Halacha pour lundi 17 Iyar 5780 11 mai 2020

Pour l'élévation de l'âme de:
André Avraham Ben Ma'hlouf TAÏB z"l de Lyon (France)

Marco Its’hak Ben Dolly Dandouna HaCohen z’’l

Le 33ème et le 34ème jour du ‘Omer – année 5780

Demain mardi (et dès ce soir lundi) aura lieu le jour de Lag Ba’Omer qui est un jour de joie pendant lequel on ne récite pas le Tah’anoun, car c’est en ce jour que les secrets de la Thora ont été dévoilés. De plus, Rabbi Chimon Bar Yoh’aï a été sauvé de la mort ce jour là, et c’est aussi ce jour où Rabbi ‘Akiva a commencé à enseigner la Thora à ces 5 élèves, qui ont par la suite diffusé la Thora dans le monde entier comme nous l’avons déjà expliqué longuement dans le passé, à partir des propos des décisionnaires, de notre maitre le ARI Zal et de notre maitre le ‘HYDA.

Les usages de deuil le jour Ba’Omer
Il existe une divergence d’opinions parmi les décisionnaires concernant les coutumes de deuil pratiquées durant le ‘Omer (sur la mort des élèves de Rabbi ‘Akiva), comme ne pas se marier ainsi que de ne pas se couper les cheveux ni se raser.
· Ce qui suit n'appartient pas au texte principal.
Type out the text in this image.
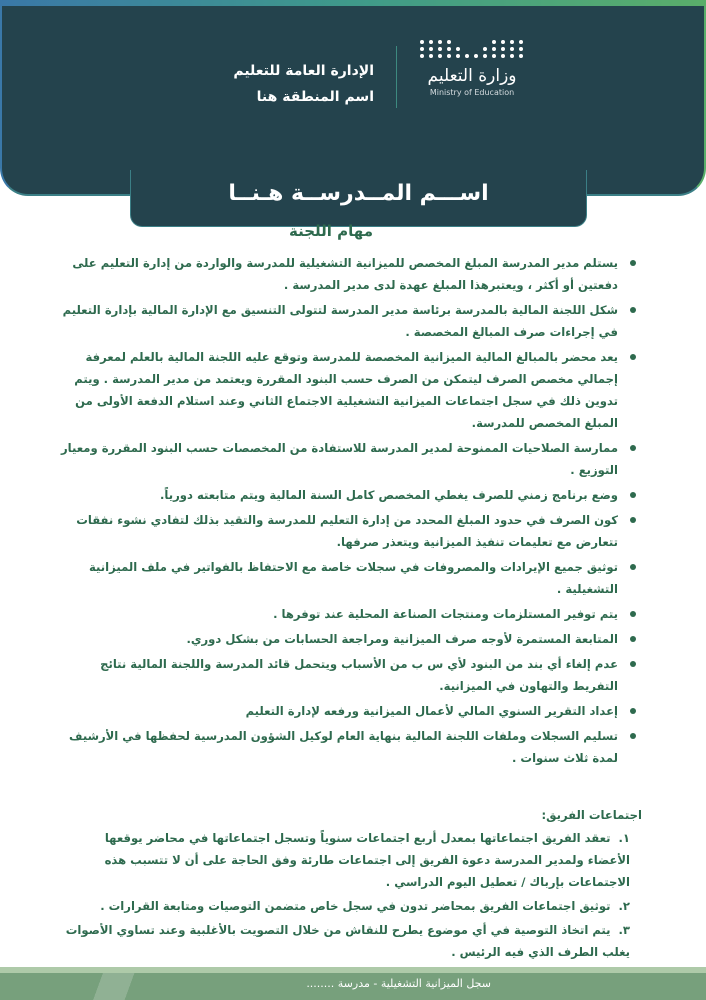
وزارة التعليم
Ministry of Education
الإدارة العامة للتعليم
اسم المنطقة هنا
اســـم المــدرســة هـنــا
مهام اللجنة
يستلم مدير المدرسة المبلغ المخصص للميزانية التشغيلية للمدرسة والواردة من إدارة التعليم على دفعتين أو أكثر ، ويعتبرهذا المبلغ عهدة لدى مدير المدرسة .
شكل اللجنة المالية بالمدرسة برئاسة مدير المدرسة لتتولى التنسيق مع الإدارة المالية بإدارة التعليم في إجراءات صرف المبالغ المخصصة .
يعد محضر بالمبالغ المالية الميزانية المخصصة للمدرسة وتوقع عليه اللجنة المالية بالعلم لمعرفة إجمالي مخصص الصرف ليتمكن من الصرف حسب البنود المقررة ويعتمد من مدير المدرسة . ويتم تدوين ذلك في سجل اجتماعات الميزانية التشغيلية الاجتماع الثاني وعند استلام الدفعة الأولى من المبلغ المخصص للمدرسة.
ممارسة الصلاحيات الممنوحة لمدير المدرسة للاستفادة من المخصصات حسب البنود المقررة ومعيار التوزيع .
وضع برنامج زمني للصرف يغطي المخصص كامل السنة المالية ويتم متابعته دورياً.
كون الصرف في حدود المبلغ المحدد من إدارة التعليم للمدرسة والتقيد بذلك لتفادي نشوء نفقات تتعارض مع تعليمات تنفيذ الميزانية ويتعذر صرفها.
توثيق جميع الإيرادات والمصروفات في سجلات خاصة مع الاحتفاظ بالفواتير في ملف الميزانية التشغيلية .
يتم توفير المستلزمات ومنتجات الصناعة المحلية عند توفرها .
المتابعة المستمرة لأوجه صرف الميزانية ومراجعة الحسابات من بشكل دوري.
عدم إلغاء أي بند من البنود لأي س ب من الأسباب ويتحمل قائد المدرسة واللجنة المالية نتائج التفريط والتهاون في الميزانية.
إعداد التقرير السنوي المالي لأعمال الميزانية ورفعه لإدارة التعليم
تسليم السجلات وملفات اللجنة المالية بنهاية العام لوكيل الشؤون المدرسية لحفظها في الأرشيف لمدة ثلاث سنوات .
اجتماعات الفريق:
١.تعقد الفريق اجتماعاتها بمعدل أربع اجتماعات سنوياً وتسجل اجتماعاتها في محاضر يوقعها الأعضاء ولمدير المدرسة دعوة الفريق إلى اجتماعات طارئة وفق الحاجة على أن لا تتسبب هذه الاجتماعات بإرباك / تعطيل اليوم الدراسي .
٢.توثيق اجتماعات الفريق بمحاضر تدون في سجل خاص متضمن التوصيات ومتابعة القرارات .
٣.يتم اتخاذ التوصية في أي موضوع يطرح للنقاش من خلال التصويت بالأغلبية وعند تساوي الأصوات يغلب الطرف الذي فيه الرئيس .
سجل الميزانية التشغيلية - مدرسة ........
Les décisionnaires débattent afin de définir si ces coutumes doivent être pratiquées seulement jusqu’au soir de Lag Ba’Omer (ce soir lundi), ou bien s’il faut les continuer jusqu’au lendemain de Lag Ba’Omer, c'est-à-dire jusqu’au 34ème jour du ‘Omer au matin (mercredi matin)?
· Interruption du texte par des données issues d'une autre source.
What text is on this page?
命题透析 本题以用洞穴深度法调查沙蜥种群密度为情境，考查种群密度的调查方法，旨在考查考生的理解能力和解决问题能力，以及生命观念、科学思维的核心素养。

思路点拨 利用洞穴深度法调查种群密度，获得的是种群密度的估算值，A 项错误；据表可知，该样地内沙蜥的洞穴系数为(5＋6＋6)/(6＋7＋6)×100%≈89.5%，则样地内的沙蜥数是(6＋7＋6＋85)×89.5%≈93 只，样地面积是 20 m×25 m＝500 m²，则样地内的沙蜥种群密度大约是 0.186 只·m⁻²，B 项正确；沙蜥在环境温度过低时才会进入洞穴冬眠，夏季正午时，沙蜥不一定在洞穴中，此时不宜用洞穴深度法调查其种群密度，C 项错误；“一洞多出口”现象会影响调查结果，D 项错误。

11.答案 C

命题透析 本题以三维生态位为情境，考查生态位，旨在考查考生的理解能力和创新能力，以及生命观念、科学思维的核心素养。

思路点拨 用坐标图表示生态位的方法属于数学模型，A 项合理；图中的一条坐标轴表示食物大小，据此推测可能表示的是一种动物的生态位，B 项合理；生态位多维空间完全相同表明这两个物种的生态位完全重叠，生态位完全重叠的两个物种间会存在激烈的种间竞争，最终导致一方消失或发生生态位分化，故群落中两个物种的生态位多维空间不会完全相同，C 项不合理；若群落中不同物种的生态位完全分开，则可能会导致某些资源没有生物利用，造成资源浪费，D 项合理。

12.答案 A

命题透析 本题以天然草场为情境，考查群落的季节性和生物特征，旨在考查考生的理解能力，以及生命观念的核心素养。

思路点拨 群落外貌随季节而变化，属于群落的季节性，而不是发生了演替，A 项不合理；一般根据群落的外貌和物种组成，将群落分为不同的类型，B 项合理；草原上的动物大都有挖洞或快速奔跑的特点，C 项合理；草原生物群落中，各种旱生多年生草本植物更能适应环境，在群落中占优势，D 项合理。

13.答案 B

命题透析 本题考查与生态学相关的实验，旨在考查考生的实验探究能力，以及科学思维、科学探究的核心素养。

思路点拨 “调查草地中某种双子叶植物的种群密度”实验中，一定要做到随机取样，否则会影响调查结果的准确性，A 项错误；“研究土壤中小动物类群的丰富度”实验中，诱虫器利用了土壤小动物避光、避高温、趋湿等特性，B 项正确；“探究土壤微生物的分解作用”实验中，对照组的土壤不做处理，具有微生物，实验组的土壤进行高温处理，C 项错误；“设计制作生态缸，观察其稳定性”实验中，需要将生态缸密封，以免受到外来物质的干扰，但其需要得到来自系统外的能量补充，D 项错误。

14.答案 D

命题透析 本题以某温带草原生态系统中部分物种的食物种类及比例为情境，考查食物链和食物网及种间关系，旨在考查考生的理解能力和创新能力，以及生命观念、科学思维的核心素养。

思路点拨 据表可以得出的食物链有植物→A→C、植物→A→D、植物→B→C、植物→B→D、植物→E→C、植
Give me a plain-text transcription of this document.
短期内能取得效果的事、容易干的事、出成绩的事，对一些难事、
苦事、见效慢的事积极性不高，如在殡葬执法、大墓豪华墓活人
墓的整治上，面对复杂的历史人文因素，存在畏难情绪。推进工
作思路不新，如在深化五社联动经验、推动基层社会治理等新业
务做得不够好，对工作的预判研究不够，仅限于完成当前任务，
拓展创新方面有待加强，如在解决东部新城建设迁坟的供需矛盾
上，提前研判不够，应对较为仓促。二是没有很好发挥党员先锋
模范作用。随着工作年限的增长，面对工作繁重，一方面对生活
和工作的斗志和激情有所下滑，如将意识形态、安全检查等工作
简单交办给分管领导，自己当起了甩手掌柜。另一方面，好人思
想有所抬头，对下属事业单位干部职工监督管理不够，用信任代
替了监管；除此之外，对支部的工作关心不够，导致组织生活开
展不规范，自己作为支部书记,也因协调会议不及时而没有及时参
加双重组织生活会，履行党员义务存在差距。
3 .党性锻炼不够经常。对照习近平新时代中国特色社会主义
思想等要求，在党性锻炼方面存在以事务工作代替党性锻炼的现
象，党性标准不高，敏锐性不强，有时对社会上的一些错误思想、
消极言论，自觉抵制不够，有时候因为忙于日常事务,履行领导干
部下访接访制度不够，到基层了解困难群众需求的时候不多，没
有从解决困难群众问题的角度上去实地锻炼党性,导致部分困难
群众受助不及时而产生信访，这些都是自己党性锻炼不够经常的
Selon la coutume Achkénaze, on peut se marier dès le soir de Lag Ba’Omer (ce soir lundi) car ils sont d’avis que les élèves de Rabbi ‘Akiva ont cessés de mourir en ce jour, comme le tranche le Rama dans ses annotations sur le Choulh’ann ‘Arouh’ (chap. 493), et tel est l’avis de plusieurs décisionnaires médiévaux (dont l’auteur du Séfer Ha-Manhig). Et dès le soir de Lag Ba’Omer, certains Achkénazim ont l’usage de s’autoriser àcélébrer des mariages.
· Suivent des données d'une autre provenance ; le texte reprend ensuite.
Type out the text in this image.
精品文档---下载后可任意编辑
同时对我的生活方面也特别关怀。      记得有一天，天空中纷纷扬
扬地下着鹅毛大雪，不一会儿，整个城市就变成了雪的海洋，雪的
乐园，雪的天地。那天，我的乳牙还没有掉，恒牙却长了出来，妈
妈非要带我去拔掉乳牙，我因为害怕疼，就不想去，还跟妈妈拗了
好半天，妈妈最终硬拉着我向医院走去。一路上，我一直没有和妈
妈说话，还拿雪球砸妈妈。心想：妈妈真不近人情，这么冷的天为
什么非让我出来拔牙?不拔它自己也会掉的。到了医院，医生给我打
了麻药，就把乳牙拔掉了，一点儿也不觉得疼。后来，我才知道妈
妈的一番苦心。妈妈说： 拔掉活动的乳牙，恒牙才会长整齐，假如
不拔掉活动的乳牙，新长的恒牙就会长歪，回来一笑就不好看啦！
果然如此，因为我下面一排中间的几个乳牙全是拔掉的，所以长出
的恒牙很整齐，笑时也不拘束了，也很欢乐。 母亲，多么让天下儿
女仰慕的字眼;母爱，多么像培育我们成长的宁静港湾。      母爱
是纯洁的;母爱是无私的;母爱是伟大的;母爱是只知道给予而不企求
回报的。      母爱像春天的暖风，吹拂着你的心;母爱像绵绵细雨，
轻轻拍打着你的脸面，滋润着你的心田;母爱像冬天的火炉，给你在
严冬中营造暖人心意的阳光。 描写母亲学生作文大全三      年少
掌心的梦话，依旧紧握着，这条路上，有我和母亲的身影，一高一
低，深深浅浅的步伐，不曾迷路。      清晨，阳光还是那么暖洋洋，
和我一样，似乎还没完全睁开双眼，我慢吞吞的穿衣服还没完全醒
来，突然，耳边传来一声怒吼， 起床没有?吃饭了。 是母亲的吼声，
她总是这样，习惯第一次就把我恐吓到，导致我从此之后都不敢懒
Cependant, selon la coutume des Séfaradim et des originaires des communautés moyen-orientales, on ne se mari pas et l'on ne se coupe pas les cheveux avant le 34ème jour du ‘Omer au matin, c'est-à-dire cette année 5780, le mercredi 13 mai.

La raison pour laquelle les Séfaradim attendent jusqu’au lendemain de Lag Ba’Omer provient du fait qu’il est écrit dans le livre du MANHIG (page 72b) [ce livre a été rédigé par Rabbi Avraham Bar Rabbi Nathan Ha-Yar’hi, le RAAVAN qui a vécu à Lunel en France, et qui est décédé en l’année 4975 – 1215] au nom du Rabbénou Zéra’hya Ha-Lévy (le RAZA auteur du Maor), qui a trouvé dans un vieux livre originaire d’Espagne que les élèves de Rabbi ‘Akiva sont morts entre Péssa’h et « Péross ‘Atsérett ». Le terme « Péross » signifie « moitié ». Cela signifie qu’il faut prendre les jours proches de Chavou’ott (c'est-à-dire les 30 jours qui précèdent Chavou’ott, puisque nous considérons toujours les 30 jours avant une fête comme étant « proches » de la fête, comme l’enseignent nos maitres au sujet de Péssa’h : « On commence à questionner au sujet des règles de Péssa’h 30 jours avant »), et c’est à la moitié de ces jours – 15 jours avant Chavou’ott – que les élèves de Rabbi ‘Akiva ont cessés de mourir.
Mais dès le matin du 34ème jour, il est permis de célébrer des mariages, puisque selon le principe dans les règles de deuil « une partie de la journée équivaut à toute la journée ». Or, puisqu’une partie de la journée du 34ème jour s’est écoulée, il n’est plus nécessaire d’observer les règles de deuil.  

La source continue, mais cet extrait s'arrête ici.